Incorporating spatial biology into preclinical workflows provides a significant advantage for understanding therapeutic effects. By analyzing gene expression within its native tissue architecture, researchers can gain insights that traditional bulk sequencing methods cannot offer. A central practice involves utilizing spatial transcriptomics to map the precise location of cell types and their functional states. The STOmics platform supports this approach, enabling a more informed and efficient path in drug development.

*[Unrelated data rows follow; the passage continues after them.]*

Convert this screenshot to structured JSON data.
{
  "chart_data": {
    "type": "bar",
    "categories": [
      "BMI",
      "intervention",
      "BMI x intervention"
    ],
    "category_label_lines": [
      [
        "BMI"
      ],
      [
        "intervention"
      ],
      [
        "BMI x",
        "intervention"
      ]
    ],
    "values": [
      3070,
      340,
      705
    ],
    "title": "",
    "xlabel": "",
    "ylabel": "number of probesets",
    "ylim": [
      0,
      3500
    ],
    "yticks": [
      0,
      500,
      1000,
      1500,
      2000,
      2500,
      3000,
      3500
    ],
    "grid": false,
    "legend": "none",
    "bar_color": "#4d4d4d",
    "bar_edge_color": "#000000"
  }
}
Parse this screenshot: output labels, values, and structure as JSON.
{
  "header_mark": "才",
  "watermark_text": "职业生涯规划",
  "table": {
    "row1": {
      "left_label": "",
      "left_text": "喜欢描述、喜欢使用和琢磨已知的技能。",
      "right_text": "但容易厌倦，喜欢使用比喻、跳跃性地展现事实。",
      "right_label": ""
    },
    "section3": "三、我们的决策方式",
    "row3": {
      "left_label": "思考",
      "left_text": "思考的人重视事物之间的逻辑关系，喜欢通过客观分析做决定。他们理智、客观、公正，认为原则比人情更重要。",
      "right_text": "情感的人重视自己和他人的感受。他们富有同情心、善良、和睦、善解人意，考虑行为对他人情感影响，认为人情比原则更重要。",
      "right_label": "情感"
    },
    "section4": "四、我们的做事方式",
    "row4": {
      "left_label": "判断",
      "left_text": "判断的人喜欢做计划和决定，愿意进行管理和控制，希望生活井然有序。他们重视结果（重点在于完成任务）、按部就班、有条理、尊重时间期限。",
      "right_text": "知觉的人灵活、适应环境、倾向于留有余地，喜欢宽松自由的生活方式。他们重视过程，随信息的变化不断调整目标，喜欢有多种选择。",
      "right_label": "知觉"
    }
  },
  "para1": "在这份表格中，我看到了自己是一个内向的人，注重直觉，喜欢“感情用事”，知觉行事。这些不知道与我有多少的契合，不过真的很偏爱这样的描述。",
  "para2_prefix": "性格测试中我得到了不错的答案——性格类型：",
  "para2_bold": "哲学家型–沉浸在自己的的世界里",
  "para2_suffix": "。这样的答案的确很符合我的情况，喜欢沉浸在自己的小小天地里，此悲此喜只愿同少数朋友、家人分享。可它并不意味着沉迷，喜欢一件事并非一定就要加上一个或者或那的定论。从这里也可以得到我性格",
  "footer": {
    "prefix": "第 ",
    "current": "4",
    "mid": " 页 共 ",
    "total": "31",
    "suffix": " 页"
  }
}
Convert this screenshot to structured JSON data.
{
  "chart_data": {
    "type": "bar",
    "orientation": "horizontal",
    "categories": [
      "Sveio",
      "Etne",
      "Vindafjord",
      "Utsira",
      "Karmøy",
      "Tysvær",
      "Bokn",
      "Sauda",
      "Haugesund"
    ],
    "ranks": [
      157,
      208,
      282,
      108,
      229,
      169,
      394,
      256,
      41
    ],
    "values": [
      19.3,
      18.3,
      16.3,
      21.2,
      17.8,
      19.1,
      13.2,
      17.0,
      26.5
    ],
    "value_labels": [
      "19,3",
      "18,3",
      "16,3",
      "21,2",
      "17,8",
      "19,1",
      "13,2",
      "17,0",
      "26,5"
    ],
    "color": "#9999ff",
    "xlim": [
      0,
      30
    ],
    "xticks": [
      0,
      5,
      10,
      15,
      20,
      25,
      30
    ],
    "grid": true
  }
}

Implementing Spatial Context in Disease Models
A core best practice is applying spatial transcriptomics to characterize complex disease models like organoids or animal tissues. This technique allows scientists to visualize how different cell populations are organized and interact in a diseased state. For instance, research on Alzheimer’s disease has employed spatial transcriptomics to identify spatial transcriptomics trait-associated cells, revealing specific neural and glial cell types located in high-density plaque regions. Mapping these cells provides a clearer understanding of disease mechanisms and potential therapeutic targets.
Identifying and Validating Cellular Targets
The identification of spatial transcriptomics trait-associated cells is a critical step. These are cells whose gene expression signatures, found in a specific spatial zone, correlate with a key disease trait. In preclinical development, confirming that a drug candidate engages its intended target within these specific cells is vital. Spatial transcriptomics enables this validation by showing whether a treatment alters the molecular signature or prevalence of these key cells in their native microenvironment, offering a direct measure of pharmacological activity.
Integrating Multi-Omics for a Complete View
Advanced practice involves integrating spatial gene expression data with other molecular layers. Platforms like STOmics provide end-to-end solutions that combine high-resolution spatial transcriptomics with protein detection. This multi-omics approach allows teams to not only locate spatial transcriptomics trait-associated cells but also to understand their functional protein outputs. This combined data strengthens the link between a drug’s mechanism, cellular response, and overall tissue-level outcome.
Adhering to these spatial biology practices refines the preclinical drug development process. The ability to identify, locate, and monitor key spatial transcriptomics trait-associated cells within a tissue context reduces uncertainty in therapeutic targeting. The integrated tools from STOmics furnish researchers with the data necessary to make more confident decisions, potentially accelerating the journey of effective treatments from the laboratory to the clinic.